O fato de o acusado encontrar-se embriagado quando dirigia o veículo que atingiu as vítimas, por si só, não justifica a imputação de dolo eventual, nem serve para lastrear a condenação pelo Tribunal do Júri.

Acidente em 2008 foi causado por motorista embriagado

Com esse entendimento, a 5ª Turma do Superior Tribunal de Justiça anulou a condenação de um homem acusado de homicídio doloso ocorrido em 2008, em Florianópolis.

O réu conduzia seu carro embriagado por volta das 7h40 da manhã quando atingiu dois atletas de triatlo, que praticavam ciclismo em uma rodovia, e fugiu do local.

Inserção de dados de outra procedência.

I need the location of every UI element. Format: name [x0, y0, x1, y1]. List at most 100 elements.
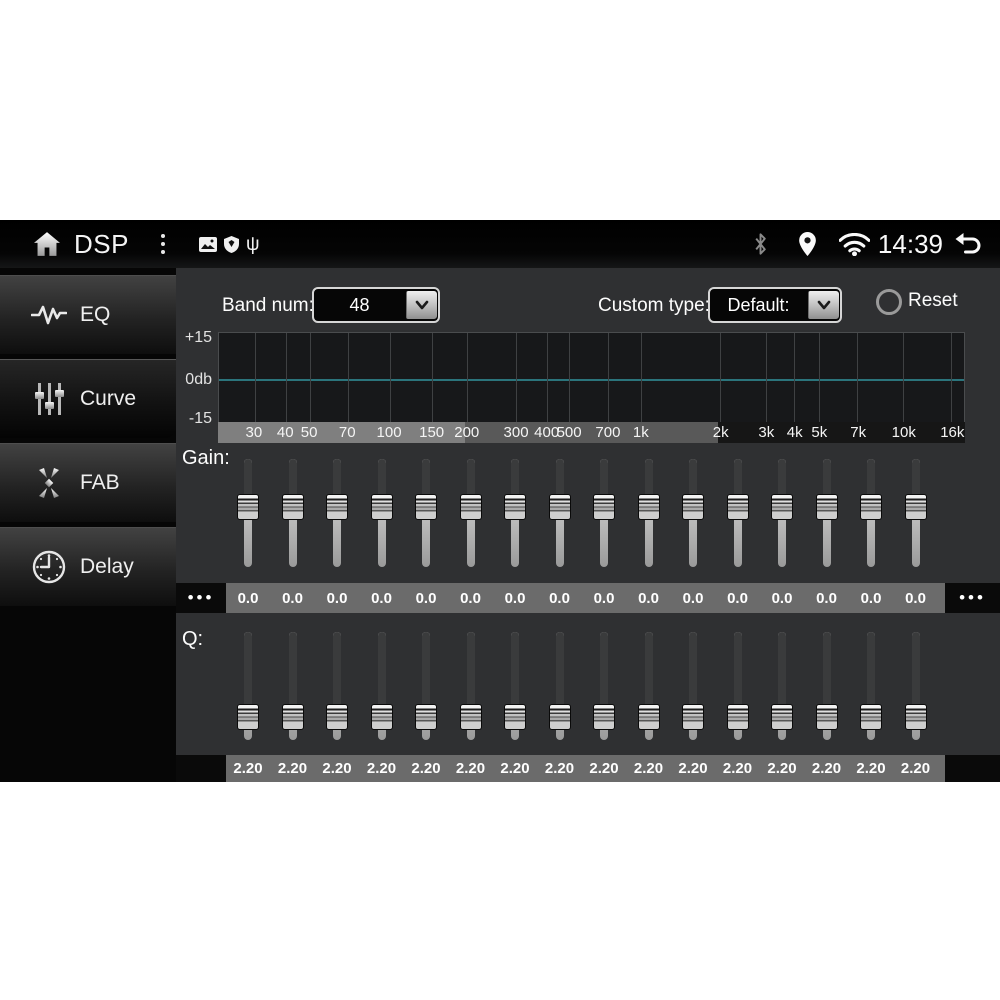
overflow-menu-icon[interactable]: [155, 230, 171, 258]
sidebar-item-curve[interactable]: Curve: [0, 359, 176, 438]
gain-slider-8[interactable]: [548, 459, 571, 567]
q-slider-8[interactable]: [548, 632, 571, 740]
gridline: [818, 333, 820, 422]
slider-thumb[interactable]: [326, 493, 348, 520]
slider-thumb[interactable]: [771, 493, 793, 520]
sidebar-item-delay[interactable]: Delay: [0, 527, 176, 606]
gain-slider-9[interactable]: [593, 459, 615, 567]
slider-thumb[interactable]: [771, 704, 793, 731]
slider-thumb[interactable]: [815, 493, 838, 520]
slider-thumb[interactable]: [904, 704, 927, 731]
slider-thumb[interactable]: [593, 493, 615, 520]
q-slider-4[interactable]: [370, 632, 393, 740]
chevron-down-icon[interactable]: [808, 291, 839, 319]
bluetooth-icon[interactable]: [753, 233, 768, 255]
band-num-value: 48: [349, 294, 370, 315]
gain-slider-1[interactable]: [237, 459, 259, 567]
gain-slider-11[interactable]: [682, 459, 704, 567]
q-slider-10[interactable]: [637, 632, 660, 740]
slider-thumb[interactable]: [726, 493, 749, 520]
freq-tick-100: 100: [376, 424, 402, 441]
custom-type-dropdown[interactable]: Default:: [708, 287, 842, 323]
slider-rail-upper: [689, 459, 697, 507]
chevron-down-icon[interactable]: [406, 291, 437, 319]
slider-thumb[interactable]: [682, 704, 704, 731]
slider-thumb[interactable]: [415, 493, 437, 520]
q-slider-11[interactable]: [682, 632, 704, 740]
gain-prev-bands-button[interactable]: •••: [176, 583, 226, 613]
slider-thumb[interactable]: [637, 704, 660, 731]
freq-tick-300: 300: [503, 424, 529, 441]
q-slider-3[interactable]: [326, 632, 348, 740]
gain-slider-6[interactable]: [459, 459, 482, 567]
q-slider-7[interactable]: [504, 632, 526, 740]
slider-rail-upper: [333, 459, 341, 507]
slider-thumb[interactable]: [548, 704, 571, 731]
gain-slider-5[interactable]: [415, 459, 437, 567]
q-slider-16[interactable]: [904, 632, 927, 740]
gain-slider-13[interactable]: [771, 459, 793, 567]
home-icon[interactable]: [32, 231, 62, 257]
slider-thumb[interactable]: [548, 493, 571, 520]
slider-thumb[interactable]: [370, 704, 393, 731]
slider-thumb[interactable]: [815, 704, 838, 731]
slider-thumb[interactable]: [281, 704, 304, 731]
reset-label[interactable]: Reset: [908, 290, 958, 311]
slider-thumb[interactable]: [326, 704, 348, 731]
reset-radio[interactable]: [876, 289, 902, 315]
slider-rail-upper: [867, 632, 875, 718]
slider-thumb[interactable]: [237, 493, 259, 520]
q-slider-6[interactable]: [459, 632, 482, 740]
slider-thumb[interactable]: [904, 493, 927, 520]
slider-thumb[interactable]: [415, 704, 437, 731]
gridline: [765, 333, 767, 422]
gridline: [347, 333, 349, 422]
freq-scroll-segment-1: [218, 422, 465, 443]
slider-rail-upper: [822, 632, 831, 718]
slider-thumb[interactable]: [459, 704, 482, 731]
gain-slider-3[interactable]: [326, 459, 348, 567]
q-slider-12[interactable]: [726, 632, 749, 740]
q-value-12: 2.20: [722, 760, 753, 777]
q-slider-9[interactable]: [593, 632, 615, 740]
sidebar-item-eq[interactable]: EQ: [0, 275, 176, 354]
gain-slider-14[interactable]: [815, 459, 838, 567]
q-value-1: 2.20: [233, 760, 263, 777]
q-slider-14[interactable]: [815, 632, 838, 740]
slider-thumb[interactable]: [726, 704, 749, 731]
q-slider-5[interactable]: [415, 632, 437, 740]
gain-slider-10[interactable]: [637, 459, 660, 567]
slider-rail-upper: [555, 459, 564, 507]
slider-rail-upper: [244, 459, 252, 507]
q-slider-1[interactable]: [237, 632, 259, 740]
gridline: [794, 333, 796, 422]
slider-thumb[interactable]: [593, 704, 615, 731]
slider-thumb[interactable]: [860, 493, 882, 520]
gain-slider-12[interactable]: [726, 459, 749, 567]
slider-thumb[interactable]: [237, 704, 259, 731]
gridline: [569, 333, 571, 422]
gain-slider-16[interactable]: [904, 459, 927, 567]
gain-slider-2[interactable]: [281, 459, 304, 567]
slider-thumb[interactable]: [459, 493, 482, 520]
location-icon[interactable]: [798, 232, 817, 256]
slider-thumb[interactable]: [370, 493, 393, 520]
slider-thumb[interactable]: [860, 704, 882, 731]
slider-thumb[interactable]: [504, 493, 526, 520]
back-icon[interactable]: [953, 232, 984, 256]
q-slider-2[interactable]: [281, 632, 304, 740]
sidebar-item-fab[interactable]: FAB: [0, 443, 176, 522]
slider-thumb[interactable]: [637, 493, 660, 520]
q-slider-15[interactable]: [860, 632, 882, 740]
gain-slider-4[interactable]: [370, 459, 393, 567]
gain-slider-7[interactable]: [504, 459, 526, 567]
q-slider-13[interactable]: [771, 632, 793, 740]
band-num-dropdown[interactable]: 48: [312, 287, 440, 323]
wifi-icon[interactable]: [838, 232, 871, 256]
slider-thumb[interactable]: [281, 493, 304, 520]
slider-thumb[interactable]: [504, 704, 526, 731]
curve-panel: Band num: 48 Custom type: Default: Reset…: [176, 268, 1000, 782]
slider-thumb[interactable]: [682, 493, 704, 520]
gain-next-bands-button[interactable]: •••: [945, 583, 1000, 613]
gain-slider-15[interactable]: [860, 459, 882, 567]
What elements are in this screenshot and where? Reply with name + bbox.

Um deles morreu, o outro ficou severamente ferido.

A discussão no STJ envolve definir se a condenação pelo Tribunal do Júri, que foi mantida pelo Tribunal de Justiça de Santa Catarina, foi manifestamente contrária às provas dos autos.

E isso passa pela definição do dolo eventual do motorista embriagado — quando o agente não busca diretamente o resultado de causar a morte, mas aceita ou é indiferente à sua ocorrência.

Definir se há dolo eventual ou não é função dos jurados, que não precisam justificar a própria decisão, mas devem embasá-las pelas provas produzidas.

A acusação sustentou a ocorrência de dolo eventual pela embriaguez do motorista, a velocidade excessiva do veículo, o fato de o acidente ocorrer no acostamento da rodovia e a fuga do local dos fatos.

O problema é que há laudo pericial que contraria a versão sobre o local do acidente. Além disso, segundo o processo, não há provas de que a velocidade era excessiva no momento do impacto.

Nesse cenário, o ministro Ribeiro Dantas entendeu que a conclusão dos jurados foi contrária à prova dos autos e foi acompanhado por maioria de votos. O colegiado anulou a condenação e determinou a realização de um novo Júri.

Só a embriaguez

Para o relator, se o único elemento incontroverso é a embriaguez do motorista, e não há como sustentar a ocorrência do dolo eventual somente com base nesse fato.

O acórdão do TJ-SC reconhece que não foi produzida prova pericial sobre a velocidade do motorista. Ainda assim, concluiu que a velocidade era alta porque não houve frenagem, o motorista invadiu a pista contrária ao acertar as vítimas e o local tinha boa visibilidade.

Segundo o ministro Ribeiro Dantas, é possível que o carro estivesse em alta velocidade e também que isso tenha ocorrido devido à embriaguez do réu, mas a opção por uma ou outra versão precisa estar amparada em provas, o que não ocorreu.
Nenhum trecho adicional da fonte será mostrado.